Sunday, February 14, 2016

Good and Dead: reactionary hatchet man in a black robe

The obituary page of The Massachusetts Spy

By Scott V. Sandiford
Legal Correspondent

According to that noted jurisprude Donald Trump, Justice Antonin Scalia was a judge to be held in the highest regard.  It's not hard to see why Trumpo thought so well of Nino: they were both rude, unprincipled, and out of control.

Scalia, who died yesterday at 79, was likewise lionized by the other five remaining passengers in the Republican clown car.  No one deserved it more, for no one did more to bring about the GOP's current stranglehold on the American political process.

Some have claimed that an ideologue cannot be
a good and honest judge. They are correct.

It was Scalia who pressed for years to equate spending money to buy politicians and elections with speech, as if the effort to keep the Koches and other plutocrats from doling out hundreds of millions in support of Republicans willing to do their bidding was no different from tying a gag around their throats.  After all, in Scalia's America, the rich and poor had an equal opportunity to spend millions to influence elections.  This is known in Republican legal theology as the “marketplace of ideas.”

What should earn Scalia his place next to Roger Taney on the Supreme Court of Hell though is not just that Scalia did the bidding of the reactionary right his whole life.  It was that he did so under the cover of “principle,” although the principles he stated were nowhere near the votes he cast.

Supposedly an ardent defender of “originalism” and a strict reading of binding text, he cobbled together a rationalization of overturning decades of precedent to reach the conclusion that private use and possession of guns was protected by the Second Amendment, the only provision of the Constitution that in fact includes an express statement of the intent of its Framers (that “militia” thing).

He simply read that clause out of the provision.  However, doing so under his supposed principles of Constitutional construction would leave the Court with no ability to limit the rights of yahoos and sociopaths to bear any kind of “arms,” which then as now is defined as all sorts of weapons used by a military force.  The prospect of equipping the Republican faithful with machine guns, rocket-propelled grenades, tanks, and nuclear artillery was sufficiently daunting to Scalia and his majority so that they crafted a vague ad hoc right of government to regulate arms, presumably to the satisfaction of the National Rife Association.  The principle behind this was nowhere evident.

Nor was Heller an isolated stepchild on the waters of his jurisprudence.  Years earlier he concocted out of whole cloth a supposed immunity of states from liability for violating statutory rights of their citizens, notwithstanding the apparent decision by the Framers, who knew full well what sovereign immunity was, to leave such a clause out of the document to which Scalia professed such fealty.

He always sulked when called on Bush v.

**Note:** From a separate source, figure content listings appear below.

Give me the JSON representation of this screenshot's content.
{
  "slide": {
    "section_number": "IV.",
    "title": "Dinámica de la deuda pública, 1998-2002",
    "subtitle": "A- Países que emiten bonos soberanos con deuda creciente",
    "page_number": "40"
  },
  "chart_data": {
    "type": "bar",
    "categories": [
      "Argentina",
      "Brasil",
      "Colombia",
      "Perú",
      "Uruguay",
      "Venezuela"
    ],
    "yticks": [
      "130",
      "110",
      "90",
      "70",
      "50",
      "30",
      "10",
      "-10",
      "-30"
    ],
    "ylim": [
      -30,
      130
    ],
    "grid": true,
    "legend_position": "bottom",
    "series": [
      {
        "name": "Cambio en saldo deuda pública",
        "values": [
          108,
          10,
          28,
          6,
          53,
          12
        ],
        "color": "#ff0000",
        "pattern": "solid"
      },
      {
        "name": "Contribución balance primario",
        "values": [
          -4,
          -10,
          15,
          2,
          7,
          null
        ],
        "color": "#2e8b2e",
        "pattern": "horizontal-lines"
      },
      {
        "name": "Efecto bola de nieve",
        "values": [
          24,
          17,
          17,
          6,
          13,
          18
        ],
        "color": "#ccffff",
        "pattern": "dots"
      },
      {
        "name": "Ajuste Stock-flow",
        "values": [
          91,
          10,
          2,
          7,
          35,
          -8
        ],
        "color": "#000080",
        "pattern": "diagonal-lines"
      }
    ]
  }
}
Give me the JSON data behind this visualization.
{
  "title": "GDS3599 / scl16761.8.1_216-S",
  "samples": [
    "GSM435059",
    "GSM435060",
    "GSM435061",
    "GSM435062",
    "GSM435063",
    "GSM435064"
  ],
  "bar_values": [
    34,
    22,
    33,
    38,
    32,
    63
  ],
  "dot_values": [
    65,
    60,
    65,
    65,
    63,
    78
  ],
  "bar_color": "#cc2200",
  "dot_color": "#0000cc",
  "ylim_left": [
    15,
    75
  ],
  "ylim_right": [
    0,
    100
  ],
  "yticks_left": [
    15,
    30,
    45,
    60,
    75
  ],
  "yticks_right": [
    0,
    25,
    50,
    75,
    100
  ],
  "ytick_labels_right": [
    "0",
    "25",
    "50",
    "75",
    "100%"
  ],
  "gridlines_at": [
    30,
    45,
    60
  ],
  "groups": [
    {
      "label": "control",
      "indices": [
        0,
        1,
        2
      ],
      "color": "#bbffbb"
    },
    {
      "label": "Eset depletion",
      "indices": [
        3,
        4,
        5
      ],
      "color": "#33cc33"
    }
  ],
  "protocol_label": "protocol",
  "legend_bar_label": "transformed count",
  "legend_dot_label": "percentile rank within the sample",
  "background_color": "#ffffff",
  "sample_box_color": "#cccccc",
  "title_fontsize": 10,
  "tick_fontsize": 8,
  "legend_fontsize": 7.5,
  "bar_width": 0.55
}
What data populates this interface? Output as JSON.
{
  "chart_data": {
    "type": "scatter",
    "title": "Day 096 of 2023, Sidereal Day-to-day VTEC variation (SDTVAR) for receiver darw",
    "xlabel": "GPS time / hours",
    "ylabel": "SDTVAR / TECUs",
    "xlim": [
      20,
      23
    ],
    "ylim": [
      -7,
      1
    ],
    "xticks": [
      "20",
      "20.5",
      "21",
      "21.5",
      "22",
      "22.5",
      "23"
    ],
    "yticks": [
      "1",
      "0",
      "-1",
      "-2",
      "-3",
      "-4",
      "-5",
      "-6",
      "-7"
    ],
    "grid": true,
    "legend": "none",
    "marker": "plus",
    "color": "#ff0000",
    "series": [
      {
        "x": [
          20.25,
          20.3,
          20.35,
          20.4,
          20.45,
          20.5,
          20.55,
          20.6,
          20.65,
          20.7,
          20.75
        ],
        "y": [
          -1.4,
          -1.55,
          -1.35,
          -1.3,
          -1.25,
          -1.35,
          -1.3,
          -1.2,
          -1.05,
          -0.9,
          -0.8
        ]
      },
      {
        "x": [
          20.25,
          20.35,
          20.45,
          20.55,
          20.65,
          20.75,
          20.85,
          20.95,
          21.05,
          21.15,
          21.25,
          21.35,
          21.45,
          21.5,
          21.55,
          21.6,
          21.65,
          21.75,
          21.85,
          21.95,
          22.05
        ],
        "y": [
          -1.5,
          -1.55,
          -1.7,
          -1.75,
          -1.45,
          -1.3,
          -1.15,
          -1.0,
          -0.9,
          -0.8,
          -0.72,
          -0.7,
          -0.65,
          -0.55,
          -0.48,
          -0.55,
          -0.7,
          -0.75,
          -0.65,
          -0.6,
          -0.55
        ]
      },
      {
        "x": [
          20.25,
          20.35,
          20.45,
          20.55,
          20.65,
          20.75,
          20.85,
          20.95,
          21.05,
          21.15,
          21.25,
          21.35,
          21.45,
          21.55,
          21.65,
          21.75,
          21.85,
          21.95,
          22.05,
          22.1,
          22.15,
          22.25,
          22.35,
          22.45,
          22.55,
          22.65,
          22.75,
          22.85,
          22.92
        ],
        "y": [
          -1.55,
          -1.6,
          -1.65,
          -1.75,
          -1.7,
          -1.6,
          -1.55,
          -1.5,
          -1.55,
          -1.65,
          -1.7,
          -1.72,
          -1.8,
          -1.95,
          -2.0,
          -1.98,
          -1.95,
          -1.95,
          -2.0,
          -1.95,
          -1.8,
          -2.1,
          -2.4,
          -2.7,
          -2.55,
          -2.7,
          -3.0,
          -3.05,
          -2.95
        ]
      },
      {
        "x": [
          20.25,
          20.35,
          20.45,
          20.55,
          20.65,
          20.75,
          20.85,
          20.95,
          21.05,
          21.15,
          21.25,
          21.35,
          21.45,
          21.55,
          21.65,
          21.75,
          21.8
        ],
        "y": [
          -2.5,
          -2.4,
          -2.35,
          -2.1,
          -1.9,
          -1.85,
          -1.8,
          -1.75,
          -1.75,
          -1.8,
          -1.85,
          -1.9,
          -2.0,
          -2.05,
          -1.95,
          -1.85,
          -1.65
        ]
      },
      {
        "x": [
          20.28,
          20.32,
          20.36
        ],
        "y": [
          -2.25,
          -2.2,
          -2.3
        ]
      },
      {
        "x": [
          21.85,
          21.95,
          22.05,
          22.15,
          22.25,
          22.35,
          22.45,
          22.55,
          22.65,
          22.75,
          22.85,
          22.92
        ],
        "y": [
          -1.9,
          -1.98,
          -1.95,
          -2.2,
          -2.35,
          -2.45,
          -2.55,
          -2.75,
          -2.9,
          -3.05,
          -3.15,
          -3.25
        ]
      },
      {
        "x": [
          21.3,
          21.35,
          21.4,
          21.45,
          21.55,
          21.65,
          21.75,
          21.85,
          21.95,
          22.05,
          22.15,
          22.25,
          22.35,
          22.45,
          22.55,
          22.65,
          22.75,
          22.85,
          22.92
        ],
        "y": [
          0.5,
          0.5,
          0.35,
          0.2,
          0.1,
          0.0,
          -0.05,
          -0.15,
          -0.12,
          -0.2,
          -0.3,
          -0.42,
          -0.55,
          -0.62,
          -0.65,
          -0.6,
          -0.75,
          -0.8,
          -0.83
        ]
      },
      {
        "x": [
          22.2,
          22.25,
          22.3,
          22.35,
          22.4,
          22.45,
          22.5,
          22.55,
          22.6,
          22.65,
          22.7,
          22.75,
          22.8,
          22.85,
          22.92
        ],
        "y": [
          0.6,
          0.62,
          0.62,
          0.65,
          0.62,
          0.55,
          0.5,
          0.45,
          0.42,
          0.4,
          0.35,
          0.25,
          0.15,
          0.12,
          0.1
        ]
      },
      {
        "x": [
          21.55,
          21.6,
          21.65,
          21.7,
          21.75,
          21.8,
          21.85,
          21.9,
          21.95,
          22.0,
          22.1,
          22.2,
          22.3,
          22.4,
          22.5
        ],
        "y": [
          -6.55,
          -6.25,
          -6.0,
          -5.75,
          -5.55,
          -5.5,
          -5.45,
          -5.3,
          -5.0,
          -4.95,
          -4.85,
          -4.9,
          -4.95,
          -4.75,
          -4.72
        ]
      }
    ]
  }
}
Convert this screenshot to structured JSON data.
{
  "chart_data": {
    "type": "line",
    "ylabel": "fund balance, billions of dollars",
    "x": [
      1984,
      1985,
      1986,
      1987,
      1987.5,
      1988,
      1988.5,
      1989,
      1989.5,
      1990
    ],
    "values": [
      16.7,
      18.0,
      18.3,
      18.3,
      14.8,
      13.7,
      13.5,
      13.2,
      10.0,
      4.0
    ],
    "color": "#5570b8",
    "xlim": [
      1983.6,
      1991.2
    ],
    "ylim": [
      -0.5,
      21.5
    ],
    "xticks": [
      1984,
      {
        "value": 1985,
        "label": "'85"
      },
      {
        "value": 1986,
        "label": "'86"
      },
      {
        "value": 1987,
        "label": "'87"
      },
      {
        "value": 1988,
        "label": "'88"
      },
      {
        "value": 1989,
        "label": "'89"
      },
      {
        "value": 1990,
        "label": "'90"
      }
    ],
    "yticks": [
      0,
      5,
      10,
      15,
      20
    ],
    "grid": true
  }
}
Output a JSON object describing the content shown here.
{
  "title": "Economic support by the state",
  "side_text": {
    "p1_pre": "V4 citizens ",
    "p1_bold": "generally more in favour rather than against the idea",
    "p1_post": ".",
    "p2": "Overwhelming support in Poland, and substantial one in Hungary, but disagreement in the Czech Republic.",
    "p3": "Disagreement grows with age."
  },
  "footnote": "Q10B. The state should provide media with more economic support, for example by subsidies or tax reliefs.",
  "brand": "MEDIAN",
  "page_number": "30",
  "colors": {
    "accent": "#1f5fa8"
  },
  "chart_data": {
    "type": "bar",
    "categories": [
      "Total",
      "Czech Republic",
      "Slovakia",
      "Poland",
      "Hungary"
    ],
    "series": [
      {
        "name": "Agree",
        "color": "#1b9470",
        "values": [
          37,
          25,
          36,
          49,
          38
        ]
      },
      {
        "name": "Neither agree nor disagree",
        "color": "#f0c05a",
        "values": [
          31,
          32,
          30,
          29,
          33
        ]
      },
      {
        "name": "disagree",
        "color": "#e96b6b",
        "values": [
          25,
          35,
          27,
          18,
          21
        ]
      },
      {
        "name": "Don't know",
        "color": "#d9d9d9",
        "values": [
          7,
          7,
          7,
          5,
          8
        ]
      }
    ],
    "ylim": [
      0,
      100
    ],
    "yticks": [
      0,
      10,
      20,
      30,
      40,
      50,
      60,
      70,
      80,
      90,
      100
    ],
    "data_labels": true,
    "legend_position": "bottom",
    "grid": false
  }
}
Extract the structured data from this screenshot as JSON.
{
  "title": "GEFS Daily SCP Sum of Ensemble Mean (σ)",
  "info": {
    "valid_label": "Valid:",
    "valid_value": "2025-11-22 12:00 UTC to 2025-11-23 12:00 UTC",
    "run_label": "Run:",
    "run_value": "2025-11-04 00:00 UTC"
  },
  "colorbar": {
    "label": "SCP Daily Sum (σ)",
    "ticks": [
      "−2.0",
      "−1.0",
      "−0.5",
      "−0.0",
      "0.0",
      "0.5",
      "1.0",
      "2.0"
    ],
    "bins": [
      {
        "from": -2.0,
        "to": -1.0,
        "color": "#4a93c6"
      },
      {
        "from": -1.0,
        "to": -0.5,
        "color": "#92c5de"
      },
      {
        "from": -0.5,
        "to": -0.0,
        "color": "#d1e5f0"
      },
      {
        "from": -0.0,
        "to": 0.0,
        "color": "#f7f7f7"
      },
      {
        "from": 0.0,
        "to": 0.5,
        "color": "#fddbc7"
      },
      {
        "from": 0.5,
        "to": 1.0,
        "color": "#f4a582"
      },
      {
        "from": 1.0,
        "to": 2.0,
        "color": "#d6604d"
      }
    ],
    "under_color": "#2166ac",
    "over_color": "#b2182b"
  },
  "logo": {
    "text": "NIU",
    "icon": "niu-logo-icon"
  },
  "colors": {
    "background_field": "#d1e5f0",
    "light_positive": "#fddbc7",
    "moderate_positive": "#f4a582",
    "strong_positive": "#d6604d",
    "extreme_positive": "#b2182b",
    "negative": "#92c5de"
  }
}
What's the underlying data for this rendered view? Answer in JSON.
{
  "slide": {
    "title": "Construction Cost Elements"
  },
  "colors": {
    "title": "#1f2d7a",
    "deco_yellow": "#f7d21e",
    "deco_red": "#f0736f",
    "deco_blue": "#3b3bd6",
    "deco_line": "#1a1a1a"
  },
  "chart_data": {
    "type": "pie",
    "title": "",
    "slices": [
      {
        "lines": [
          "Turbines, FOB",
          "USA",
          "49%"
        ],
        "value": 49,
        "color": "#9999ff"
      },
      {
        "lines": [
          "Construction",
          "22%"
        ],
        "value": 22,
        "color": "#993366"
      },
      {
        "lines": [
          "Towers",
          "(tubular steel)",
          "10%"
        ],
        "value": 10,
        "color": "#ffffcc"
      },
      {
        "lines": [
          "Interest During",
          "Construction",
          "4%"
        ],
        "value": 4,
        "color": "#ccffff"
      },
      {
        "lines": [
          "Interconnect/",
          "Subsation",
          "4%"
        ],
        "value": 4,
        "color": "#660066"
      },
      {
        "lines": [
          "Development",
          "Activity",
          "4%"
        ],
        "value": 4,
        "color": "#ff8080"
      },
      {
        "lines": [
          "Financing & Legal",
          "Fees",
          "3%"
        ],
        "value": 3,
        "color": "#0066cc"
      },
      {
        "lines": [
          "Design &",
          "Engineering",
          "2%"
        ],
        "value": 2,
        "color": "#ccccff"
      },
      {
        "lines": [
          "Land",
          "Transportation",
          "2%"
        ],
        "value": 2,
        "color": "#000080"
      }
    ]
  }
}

Gore, perhaps because it remains the cuckoo that comes out of the clock, giving the lie to any effort to regard Scalia as a principled jurist.  The decision was nothing more than a naked two-step effort to undo an election and install a fellow Republican as President.  First, Scalia and four other Republicans invented a new equal protection right (to the detriment of the sovereign state of Florida) good for that election only.  Second, they implemented it so as to make it impossible for a fair recount to take place.

Scalia told critics of that decision to “get over it.”  As soon as the thousands of Americans and hundreds of thousands of Iraqis who died in the absurd war instigated by petitioner in the above-captioned cause rise from their graves for a weekend of duck hunting and a night at the opera, we sure will.

We'll leave Scalia's contempt for gay rights and the U.S. and international prohibition on torture to others.  You catch the drift.

In private life Scalia was supposedly an agreeable fellow.  The same is said of Donald Trump.  Who are we to suggest otherwise?  The only point to note is that neither were or are fit to hold a position of power in the Government of these United States.